Son camarade perd patience :

- Enfin, quoi! Un peu de nerf! Tu es un prédateur, oui ou non? Tu es capable de te défendre tout seul!

Pour unique réponse, le loup ravale un sanglot.

- Non, ne pleure pas, soupire le lièvre. J’ai une idée! Je vais te montrer une ou deux prises de karaté. Tu pourras t’en servir si le rat s’avise de t’embêter. Tiens! Regarde celle-ci!

Il prend appui et boxe l’air avec ses pattes arrières.

« Pif paf! Dans le nez! »

- Impressionnant! commente le loup en reniflant.

Le lièvre regarde le ciel. Le soleil commence à décliner.

- Je dois te laisser. Une longue route m’attend encore.

De l’oreille, il fait un petit signe amical au loup. Puis le lièvre Coquelicot disparaît parmi les bois. Le vieil animal reste seul et angoissé.

« Qu’est-ce que j’ai bien pu faire à cet oiseau et à son copain rat? Pourquoi m’en veulent-ils autant? Et où sont-ils, en ce moment? Est-ce qu’ils me cherchent? »

 ……

Loin de mener une battue au loup, Pioupiou rentre chez lui. Un gros rat montre le bout de son nez. Le rat niche entre les racines de l’arbre où le rouge-gorge a construit son nid.

- Bonsoir voisin! s’exclame Pioupiou. Comment vas-tu?

- Et toi? demande poliment Gibus.

L’oiseau n’attend que cette question. Il est ravi de pouvoir raconter ses aventures.

- J’ai eu une de ces journée! J’ai rencontré un loup! Tu aurais vu sa gueule : large comme un tronc d’arbre!

Le rat écoute Pioupiou d’une oreille distraite.

« Quel vantard, cet oiseau! »songe-t-il.

En plus, c’est un voisin pénible. Dès l’aurore, le rouge-gorge piaille et réveille tout le quartier!

Pioupiou continue :

- J’ai aussi rencontré un lièvre capable de courir à cent cinquante kilomètres par heure… Enfin, à ce qu’il prétend…

- La forêt est pleine de lièvres qui courent vite, commente Gibus.

Devant tant d’indifférence, Pioupiou se sent obligé d’ajouter quelques détails marquants.

- Je t’assure, il s’agissait d’un lièvre très particulier… En fait, il avait un drôle d’air… presque aussi féroce que celui du loup…

Le rat préfère abréger la conversation :

- Bon, ben… salut! Je dois y aller… Je suis invité à dîner chez ma cousine.

Gibus est soulagé d’échapper au bavardage de l’oiseau. Il chemine d’un pas léger.

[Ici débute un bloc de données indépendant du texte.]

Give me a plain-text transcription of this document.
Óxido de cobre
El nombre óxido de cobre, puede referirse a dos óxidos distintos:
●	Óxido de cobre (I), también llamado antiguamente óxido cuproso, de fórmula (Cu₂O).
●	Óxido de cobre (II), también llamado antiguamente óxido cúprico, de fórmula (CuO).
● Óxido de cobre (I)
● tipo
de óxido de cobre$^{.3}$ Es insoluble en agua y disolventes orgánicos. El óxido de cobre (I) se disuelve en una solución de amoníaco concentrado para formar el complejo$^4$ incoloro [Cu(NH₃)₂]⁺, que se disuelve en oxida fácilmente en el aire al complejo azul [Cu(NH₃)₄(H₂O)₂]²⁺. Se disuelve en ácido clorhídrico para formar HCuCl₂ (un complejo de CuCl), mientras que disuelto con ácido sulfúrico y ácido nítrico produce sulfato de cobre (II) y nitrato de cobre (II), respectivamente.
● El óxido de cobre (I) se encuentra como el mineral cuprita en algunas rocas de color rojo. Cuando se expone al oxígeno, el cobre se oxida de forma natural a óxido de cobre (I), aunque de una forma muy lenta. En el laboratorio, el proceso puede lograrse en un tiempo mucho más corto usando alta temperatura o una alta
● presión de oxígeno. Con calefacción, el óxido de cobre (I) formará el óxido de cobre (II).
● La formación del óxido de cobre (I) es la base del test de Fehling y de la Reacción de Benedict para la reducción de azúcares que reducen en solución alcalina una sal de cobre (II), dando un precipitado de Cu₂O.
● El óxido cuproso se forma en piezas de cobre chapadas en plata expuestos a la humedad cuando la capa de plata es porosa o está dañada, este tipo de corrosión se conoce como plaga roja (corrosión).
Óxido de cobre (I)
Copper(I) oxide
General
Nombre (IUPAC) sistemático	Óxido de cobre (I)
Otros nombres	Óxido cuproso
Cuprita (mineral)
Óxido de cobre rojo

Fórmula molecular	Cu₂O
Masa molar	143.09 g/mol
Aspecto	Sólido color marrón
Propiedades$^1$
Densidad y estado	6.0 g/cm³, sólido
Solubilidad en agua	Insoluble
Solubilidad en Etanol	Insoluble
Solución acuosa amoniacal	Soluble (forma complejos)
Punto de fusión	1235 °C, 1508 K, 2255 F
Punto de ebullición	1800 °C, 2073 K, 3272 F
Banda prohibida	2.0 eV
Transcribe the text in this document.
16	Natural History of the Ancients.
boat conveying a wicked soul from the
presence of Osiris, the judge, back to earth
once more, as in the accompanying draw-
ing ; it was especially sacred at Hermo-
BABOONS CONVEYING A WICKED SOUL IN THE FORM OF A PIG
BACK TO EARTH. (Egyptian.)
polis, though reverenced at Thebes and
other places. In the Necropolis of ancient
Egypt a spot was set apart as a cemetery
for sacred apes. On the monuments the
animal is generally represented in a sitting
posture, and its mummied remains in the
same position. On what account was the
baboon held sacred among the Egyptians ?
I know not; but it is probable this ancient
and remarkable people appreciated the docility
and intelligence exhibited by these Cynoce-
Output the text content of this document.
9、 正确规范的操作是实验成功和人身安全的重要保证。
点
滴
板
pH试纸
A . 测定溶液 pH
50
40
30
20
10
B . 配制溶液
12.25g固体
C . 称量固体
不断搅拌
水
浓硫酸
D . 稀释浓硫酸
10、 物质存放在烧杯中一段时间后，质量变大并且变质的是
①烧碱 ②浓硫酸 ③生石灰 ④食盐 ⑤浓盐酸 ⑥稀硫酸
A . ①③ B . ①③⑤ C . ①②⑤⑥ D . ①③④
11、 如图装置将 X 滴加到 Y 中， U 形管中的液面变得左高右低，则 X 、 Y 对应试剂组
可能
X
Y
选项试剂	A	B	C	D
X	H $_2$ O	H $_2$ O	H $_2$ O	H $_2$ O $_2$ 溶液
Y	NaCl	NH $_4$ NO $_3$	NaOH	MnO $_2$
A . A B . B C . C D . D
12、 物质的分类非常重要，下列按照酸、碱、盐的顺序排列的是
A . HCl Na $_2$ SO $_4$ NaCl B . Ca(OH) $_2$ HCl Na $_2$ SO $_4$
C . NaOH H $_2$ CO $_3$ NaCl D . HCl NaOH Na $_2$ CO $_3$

Le rat cueille une fleur par-ci, glane une graine par-là. Il aperçoit un buisson couvert de baies rouges. Les enfants de sa cousine adorent grignoter ce genre de friandises!

Gibus tend sa patte vers une baie qui lui échappe. Feuilles et branchages s’agitent. Une tête de loup surgit du buisson.

L’animal pousse un terrible grognement.

- Prend garde à ton nez!

- Mon.. mon nez? bégaye Gibus.

« Raté! pense le loup. J’aurais dû menacer de le croquer! Maintenant, je passe pour un idiot! »

Il essaie d’expliquer sans perdre la face :

- Tu as bien entendu! Pif paf! Dans le nez! C’est une prise secrète que m’a enseignée un lièvre expert en karaté! Car j’ai appris à me battre, moi, mon petit bonhomme!

Gibus hurle et détale aussi vite que ses petites pattes le lui permettent.

Il arrive tout tremblant chez sa cousine.

- J’ai croisé un loup!

- Pauvre Gibus! compatit la cousine.

- J’ai eu la peur de ma vie! continue le rat. Je n’ai pas très bien compris ce qu’il disait… Il a parlé de mon nez… et d’un lièvre champion de karaté…

- Non content d’être un loup, cet animal m’a l’air complètement maboul!

- Attends! L’histoire ne s’arrête pas là! Tu connais mon voisin? Tu sais, ce rouge-gorge insupportable… Il raconte pareillement qu’un lièvre féroce hante les bois… Je ne sais plus que croire!

La cousine fronce les sourcils, peu convaincue.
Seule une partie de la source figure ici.